Hey folks! I'm curious about your practices for scaling down to zero during non-business hours. Do you have a set process for doing this? Are you using tools like Cron or KEDA? Also, what areas do you manage – the entire test cluster or just some specific namespaces? If you're using Kubernetes, I'd love to know which flavor, particularly if it's ARO (Azure Red Hat OpenShift). Is it common to remove nodes at this time? What challenges have you faced, and have you seen any significant cost savings? Thanks!
5 Answers
Just unplug everything! 😂
We don't scale down to zero, but we get pretty close. Using the cluster autoscaler or Karpenter makes it easy! KEDA can scale workloads down to zero based on metrics. But remember, you're paying for the nodes, not just the containers. After scaling workloads, ensure your nodes are also reducing their capacity. Spot instances can offer additional savings if your workloads can tolerate interruptions!
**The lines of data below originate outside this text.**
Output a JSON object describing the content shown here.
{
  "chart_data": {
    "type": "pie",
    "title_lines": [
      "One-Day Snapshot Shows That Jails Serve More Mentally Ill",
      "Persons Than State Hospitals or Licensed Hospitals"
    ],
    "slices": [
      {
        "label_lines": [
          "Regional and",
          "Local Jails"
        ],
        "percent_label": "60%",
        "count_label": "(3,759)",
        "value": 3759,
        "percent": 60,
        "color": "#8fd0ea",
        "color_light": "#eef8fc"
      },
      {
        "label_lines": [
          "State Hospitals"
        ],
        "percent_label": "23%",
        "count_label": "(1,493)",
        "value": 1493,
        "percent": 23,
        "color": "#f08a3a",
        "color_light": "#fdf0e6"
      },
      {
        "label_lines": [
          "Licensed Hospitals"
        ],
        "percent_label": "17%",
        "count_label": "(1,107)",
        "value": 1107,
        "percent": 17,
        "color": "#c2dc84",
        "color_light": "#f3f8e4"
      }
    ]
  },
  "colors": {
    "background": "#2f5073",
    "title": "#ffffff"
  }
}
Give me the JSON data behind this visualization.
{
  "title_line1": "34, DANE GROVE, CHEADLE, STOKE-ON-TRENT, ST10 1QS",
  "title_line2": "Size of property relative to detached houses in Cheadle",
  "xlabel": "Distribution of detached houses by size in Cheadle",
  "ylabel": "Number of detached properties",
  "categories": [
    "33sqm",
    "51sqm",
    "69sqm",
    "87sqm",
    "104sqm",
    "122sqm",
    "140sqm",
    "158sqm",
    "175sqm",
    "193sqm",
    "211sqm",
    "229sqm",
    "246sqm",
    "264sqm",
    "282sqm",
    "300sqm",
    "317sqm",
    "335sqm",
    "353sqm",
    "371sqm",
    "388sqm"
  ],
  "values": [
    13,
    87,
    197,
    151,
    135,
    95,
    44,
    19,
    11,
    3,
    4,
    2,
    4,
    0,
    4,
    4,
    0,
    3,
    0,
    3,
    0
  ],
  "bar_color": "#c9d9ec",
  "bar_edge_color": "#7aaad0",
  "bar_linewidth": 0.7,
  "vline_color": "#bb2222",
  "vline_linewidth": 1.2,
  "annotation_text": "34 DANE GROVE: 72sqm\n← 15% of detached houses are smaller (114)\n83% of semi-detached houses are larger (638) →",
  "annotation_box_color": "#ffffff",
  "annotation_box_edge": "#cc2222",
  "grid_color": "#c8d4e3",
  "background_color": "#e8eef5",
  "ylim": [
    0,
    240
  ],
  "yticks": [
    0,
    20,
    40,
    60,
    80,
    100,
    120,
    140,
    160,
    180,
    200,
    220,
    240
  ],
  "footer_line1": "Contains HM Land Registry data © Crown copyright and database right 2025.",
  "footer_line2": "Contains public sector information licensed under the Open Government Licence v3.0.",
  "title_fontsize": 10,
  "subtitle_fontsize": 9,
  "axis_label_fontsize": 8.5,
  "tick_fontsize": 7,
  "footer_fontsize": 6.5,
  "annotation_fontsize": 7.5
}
We use EKS on AWS and scale down our testing environments over the weekend. Initially, we employed scheduled Lambda functions, but we transitioned to Step Functions for better control. One job shuts everything down at the specified time while another starts the services back up. We handle scaling down on our worker nodes and databases through this method.
Autoscaling is great! If you combine Horizontal, Vertical, and Cluster Autoscaling, you can scale down to a single small instance running core services when nothing's happening.
It's interesting to consider scaling down to zero. If production resources can be scaled down after hours, then maybe pricing needs a rethink!
Could you clarify what you mean? I'm exploring scaling down non-prod cluster workloads when they're not in use. For production, I imagine event-driven scaling is the way to go, but I'm curious about your thoughts!
Haha! I should propose 'Unplug-as-a-Service' to Azure!